O incrível causo do japonês e a lombada

Uma das melhores histórias que ouvi em resenha de final de pelada foi contada por um colega de bola e de copo, que, na época, era o diretor técnico da filial Rio de Janeiro de uma multinacional com sede no Japão. Isto foi lá pelo início dos anos 2000. Já usei o exemplo em aulas e palestras, porque é bem interessante e ajuda a entender muita coisa.

Um dia o presidente da empresa resolveu visitar a fábrica do Rio. E coube ao meu amigo o papel de cicerone do japa ilustre.

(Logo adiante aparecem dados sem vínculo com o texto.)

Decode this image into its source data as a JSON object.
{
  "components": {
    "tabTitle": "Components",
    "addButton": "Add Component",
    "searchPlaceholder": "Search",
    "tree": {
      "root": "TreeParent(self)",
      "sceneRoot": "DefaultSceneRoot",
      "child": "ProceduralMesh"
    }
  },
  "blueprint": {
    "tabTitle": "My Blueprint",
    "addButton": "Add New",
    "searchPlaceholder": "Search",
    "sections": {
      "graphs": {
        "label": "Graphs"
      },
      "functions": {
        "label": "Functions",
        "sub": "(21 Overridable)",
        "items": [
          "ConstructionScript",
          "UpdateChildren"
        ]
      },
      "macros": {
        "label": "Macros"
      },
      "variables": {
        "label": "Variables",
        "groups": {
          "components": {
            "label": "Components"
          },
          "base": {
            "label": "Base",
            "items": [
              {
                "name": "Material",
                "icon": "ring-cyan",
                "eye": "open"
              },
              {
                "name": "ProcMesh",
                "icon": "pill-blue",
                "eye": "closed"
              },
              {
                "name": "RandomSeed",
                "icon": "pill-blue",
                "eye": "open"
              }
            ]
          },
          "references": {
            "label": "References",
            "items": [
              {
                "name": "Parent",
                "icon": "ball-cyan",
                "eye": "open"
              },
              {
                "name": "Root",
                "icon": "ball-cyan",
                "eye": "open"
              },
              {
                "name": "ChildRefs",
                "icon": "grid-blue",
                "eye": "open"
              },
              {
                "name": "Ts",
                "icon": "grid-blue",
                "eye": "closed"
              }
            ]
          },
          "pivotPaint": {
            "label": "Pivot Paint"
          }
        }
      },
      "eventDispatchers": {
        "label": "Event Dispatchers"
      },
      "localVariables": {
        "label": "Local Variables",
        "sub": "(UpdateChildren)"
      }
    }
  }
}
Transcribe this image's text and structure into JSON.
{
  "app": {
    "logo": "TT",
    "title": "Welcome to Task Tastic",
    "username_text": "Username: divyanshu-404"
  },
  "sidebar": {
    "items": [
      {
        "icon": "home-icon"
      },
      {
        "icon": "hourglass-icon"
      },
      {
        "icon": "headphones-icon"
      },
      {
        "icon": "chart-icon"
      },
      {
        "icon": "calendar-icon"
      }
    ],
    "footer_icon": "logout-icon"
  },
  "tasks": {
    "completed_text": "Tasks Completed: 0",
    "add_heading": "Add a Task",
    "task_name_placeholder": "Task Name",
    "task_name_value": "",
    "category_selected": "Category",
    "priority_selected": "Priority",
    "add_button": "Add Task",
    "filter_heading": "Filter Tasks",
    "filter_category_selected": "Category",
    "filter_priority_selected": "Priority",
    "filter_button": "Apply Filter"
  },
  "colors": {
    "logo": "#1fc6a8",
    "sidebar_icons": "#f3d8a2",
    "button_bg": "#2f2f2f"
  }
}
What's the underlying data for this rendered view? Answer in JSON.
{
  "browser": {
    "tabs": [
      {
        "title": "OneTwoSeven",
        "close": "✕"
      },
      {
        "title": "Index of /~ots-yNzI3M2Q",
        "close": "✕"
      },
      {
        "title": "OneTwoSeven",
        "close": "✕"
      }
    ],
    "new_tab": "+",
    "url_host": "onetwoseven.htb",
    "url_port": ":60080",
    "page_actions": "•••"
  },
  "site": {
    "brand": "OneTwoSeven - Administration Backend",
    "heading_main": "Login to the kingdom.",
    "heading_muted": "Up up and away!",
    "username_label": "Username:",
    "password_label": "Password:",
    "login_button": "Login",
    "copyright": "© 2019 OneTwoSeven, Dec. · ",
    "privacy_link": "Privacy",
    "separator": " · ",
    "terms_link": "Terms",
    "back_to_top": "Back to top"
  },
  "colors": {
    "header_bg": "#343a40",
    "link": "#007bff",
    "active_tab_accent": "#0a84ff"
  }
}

Ele pegou o Big Boss no então Hotel Meridién e foram para Jacarepaguá, onde ficava a fábrica. O cara estava empolgadíssimo, como todo mundo que chega ao Rio de Janeiro pela primeira vez. E a conversa seguia bem até que, em uma rua do subúrbio, o carro passou por uma lombada (conhecida no Rio como quebra-molas). E depois por outra, e mais outra… Até que o japonês não aguentou e perguntou que diabo era aquilo. Meu amigo respondeu que era usado para obrigar os carros a diminuir a velocidade. Incrédulo, o poderoso CEO respondeu o óbvio; mas pra que isto? Por que não colocam apenas uma placa?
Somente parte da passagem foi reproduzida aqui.